It's time to drop the A from AI
It's just intelligence. And critically, it's yours.
A few days ago, my wife and I were sharpening some AI tooling for our small business. We streamlined our website and made it easier for agentic updates to improve our local SEO — a project that required a fair bit of coding and development work, ultimately completed by an AI agent, with my wife leading the charge from start to finish.
When everything was complete, I told her it was great work.
She replied, “I didn’t do it. Claude did.”
I immediately understood what she meant. But I also knew it wasn’t true.
Imagine complimenting a carpenter on a beautiful piece of furniture and hearing:
“I didn’t do it. The hammer did.”
Absurd. Or, more absurd:
“My artificial hammer did it.”
The tool mattered. The hammer was useful. But nobody mistakes the hammer for the craftsman.

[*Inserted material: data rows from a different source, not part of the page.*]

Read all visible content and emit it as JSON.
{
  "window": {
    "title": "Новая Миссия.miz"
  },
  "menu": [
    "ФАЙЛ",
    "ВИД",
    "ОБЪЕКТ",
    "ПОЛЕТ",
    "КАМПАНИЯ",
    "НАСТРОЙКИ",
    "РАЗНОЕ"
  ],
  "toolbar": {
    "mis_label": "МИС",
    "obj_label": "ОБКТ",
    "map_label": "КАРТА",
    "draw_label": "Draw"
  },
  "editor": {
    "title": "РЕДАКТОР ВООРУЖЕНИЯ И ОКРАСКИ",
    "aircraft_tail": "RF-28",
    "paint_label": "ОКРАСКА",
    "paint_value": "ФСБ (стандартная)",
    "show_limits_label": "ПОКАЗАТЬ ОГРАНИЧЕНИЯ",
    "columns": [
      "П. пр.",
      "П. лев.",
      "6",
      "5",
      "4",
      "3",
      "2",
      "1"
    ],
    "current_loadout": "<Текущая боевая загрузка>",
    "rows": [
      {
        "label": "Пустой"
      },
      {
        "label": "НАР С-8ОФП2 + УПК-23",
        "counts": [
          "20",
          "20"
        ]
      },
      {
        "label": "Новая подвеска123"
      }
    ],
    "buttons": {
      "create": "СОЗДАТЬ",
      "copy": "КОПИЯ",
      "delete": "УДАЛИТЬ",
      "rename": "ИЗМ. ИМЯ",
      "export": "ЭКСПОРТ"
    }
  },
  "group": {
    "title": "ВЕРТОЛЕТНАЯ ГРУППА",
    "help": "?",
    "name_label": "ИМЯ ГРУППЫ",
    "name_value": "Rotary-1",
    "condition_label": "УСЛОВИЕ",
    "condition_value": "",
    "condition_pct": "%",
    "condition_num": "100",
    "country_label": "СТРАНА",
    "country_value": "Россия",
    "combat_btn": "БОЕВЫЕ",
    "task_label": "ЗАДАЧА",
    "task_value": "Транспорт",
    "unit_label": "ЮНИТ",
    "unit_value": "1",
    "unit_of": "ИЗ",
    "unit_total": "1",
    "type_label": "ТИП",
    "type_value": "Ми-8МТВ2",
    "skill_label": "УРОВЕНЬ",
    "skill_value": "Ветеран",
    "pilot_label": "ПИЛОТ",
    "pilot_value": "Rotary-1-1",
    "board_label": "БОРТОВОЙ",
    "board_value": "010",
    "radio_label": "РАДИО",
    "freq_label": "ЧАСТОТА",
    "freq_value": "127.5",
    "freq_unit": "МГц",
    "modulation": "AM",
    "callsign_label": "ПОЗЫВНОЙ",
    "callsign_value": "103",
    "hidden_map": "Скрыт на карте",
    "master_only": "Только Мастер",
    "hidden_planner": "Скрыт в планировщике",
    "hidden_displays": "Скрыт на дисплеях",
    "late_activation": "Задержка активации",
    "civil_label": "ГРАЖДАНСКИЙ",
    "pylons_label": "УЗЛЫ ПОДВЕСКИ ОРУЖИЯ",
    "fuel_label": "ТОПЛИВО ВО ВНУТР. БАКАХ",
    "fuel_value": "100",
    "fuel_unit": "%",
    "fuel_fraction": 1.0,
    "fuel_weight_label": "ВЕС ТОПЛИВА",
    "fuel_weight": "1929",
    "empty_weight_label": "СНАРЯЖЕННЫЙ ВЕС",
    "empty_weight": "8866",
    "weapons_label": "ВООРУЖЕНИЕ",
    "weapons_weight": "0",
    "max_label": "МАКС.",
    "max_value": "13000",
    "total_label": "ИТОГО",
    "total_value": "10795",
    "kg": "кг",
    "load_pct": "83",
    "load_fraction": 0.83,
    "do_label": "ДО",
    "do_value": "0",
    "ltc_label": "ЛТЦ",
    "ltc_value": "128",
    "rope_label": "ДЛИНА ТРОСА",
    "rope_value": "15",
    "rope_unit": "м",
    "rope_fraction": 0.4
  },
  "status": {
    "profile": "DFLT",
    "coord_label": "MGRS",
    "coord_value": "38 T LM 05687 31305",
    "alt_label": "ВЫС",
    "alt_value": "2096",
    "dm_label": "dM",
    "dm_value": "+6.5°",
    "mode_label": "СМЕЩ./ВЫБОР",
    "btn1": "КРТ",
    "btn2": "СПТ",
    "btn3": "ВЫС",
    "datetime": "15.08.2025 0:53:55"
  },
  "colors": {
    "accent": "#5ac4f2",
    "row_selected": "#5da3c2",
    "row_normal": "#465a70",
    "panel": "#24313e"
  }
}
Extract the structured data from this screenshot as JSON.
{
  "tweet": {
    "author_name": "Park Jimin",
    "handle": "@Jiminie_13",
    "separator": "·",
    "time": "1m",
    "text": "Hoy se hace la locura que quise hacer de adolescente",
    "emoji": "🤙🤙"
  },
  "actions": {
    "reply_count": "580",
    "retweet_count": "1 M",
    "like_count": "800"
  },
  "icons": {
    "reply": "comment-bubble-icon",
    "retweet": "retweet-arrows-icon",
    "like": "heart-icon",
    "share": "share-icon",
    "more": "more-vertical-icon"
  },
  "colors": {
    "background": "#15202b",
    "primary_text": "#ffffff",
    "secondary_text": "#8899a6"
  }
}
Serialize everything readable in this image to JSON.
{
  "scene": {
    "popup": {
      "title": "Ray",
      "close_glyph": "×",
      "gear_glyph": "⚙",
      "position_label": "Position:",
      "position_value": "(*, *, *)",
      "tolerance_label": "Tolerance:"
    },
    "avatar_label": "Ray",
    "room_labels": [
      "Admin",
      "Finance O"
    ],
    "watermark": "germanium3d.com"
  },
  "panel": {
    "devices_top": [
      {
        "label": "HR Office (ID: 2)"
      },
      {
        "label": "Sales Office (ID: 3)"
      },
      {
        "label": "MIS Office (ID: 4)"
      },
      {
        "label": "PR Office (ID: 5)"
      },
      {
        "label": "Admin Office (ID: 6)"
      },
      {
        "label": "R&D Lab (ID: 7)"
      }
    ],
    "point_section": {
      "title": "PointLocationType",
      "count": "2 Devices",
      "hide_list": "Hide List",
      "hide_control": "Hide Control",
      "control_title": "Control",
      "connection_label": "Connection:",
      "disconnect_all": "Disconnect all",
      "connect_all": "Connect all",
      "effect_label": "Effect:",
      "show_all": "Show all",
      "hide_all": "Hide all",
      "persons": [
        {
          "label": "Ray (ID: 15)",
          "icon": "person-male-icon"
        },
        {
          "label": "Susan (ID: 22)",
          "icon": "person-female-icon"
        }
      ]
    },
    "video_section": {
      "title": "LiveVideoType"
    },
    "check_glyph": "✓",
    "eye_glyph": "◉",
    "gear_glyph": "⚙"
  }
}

My wife identified the problem. She understood the business need, decided what success looked like, scoped the project, directed the work, reviewed the results, made corrections, and decided when it was finished. Claude just drove the nail.

She scoped it, directed it, reviewed it, and decided when it was done. Claude just typed.
That moment stuck with me, because I think it captures something many small business owners are struggling with right now. We’re treating AI as if it’s some external intelligence operating independently from us — something separate, something that deserves the credit while we stand off to the side and watch.
But that’s not what’s happening.
The AI wrote the code. Fine. But who decided what code needed to exist? Who understood the customer problem? Who knew which business process needed improvement? Who recognized when the output was wrong, and who determined when it was right? Who owns the outcome if it fails?
The answer isn’t Claude, ChatGPT, Gemini, or any other model. It’s you.
The intelligence was yours long before the AI arrived. What’s changing is that it can suddenly reach much further than it could before.
For most of history, capability was constrained by specialized skills. If you wanted a custom website, you needed a developer. If you wanted automation, you needed a programmer. If you wanted custom software, you needed a team. Today, a business owner with a clear vision can execute projects that were previously outside their domain — not because they became a software engineer overnight, but because the cost of execution has collapsed.
This is where many people get stuck. They see AI generating code, writing copy, building spreadsheets, creating images, and analyzing data, and they conclude the AI is doing the valuable work.
I think the opposite is increasingly true. Labor is becoming abundant. Judgment is becoming scarce.
The valuable part isn’t writing 1,000 lines of code — it’s knowing which 1,000 lines should exist. It isn’t generating ten marketing ideas — it’s recognizing which one is worth pursuing. It isn’t producing information — it’s applying wisdom.
That’s the part the models don’t own. And it’s the part that still belongs to you.
The word “artificial” made sense when the technology was new and mysterious. It still makes sense for frontier labs, Wall Street analysts, and television pundits discussing the future. But for those of us running businesses every day, the label is becoming less useful — because in practice, these tools aren’t replacing our intelligence. They’re extending it. They’re amplifying it. They’re multiplying it.
The intelligence was always yours. The multiplier is new.
So drop the A. And more importantly, drop the imposter syndrome. Own the credit for the things you build with these tools. Own the systems you create. Own the solutions you discover. Own the outcomes you deliver.
Because when you stop viewing AI as a separate entity and start viewing it as an extension of your capability, something important changes. You stop asking permission to try things that used to be outside your expertise. You stop assuming someone else is more qualified. You stop limiting yourself to the boundaries of your current skill set.
You start building.
And when you build with confidence, your gains compound. The businesses that thrive over the next decade won’t necessarily be the ones with the best AI. They’ll be the ones whose owners learn to wield intelligence — human and machine — as a single force.
And that intelligence is still yours.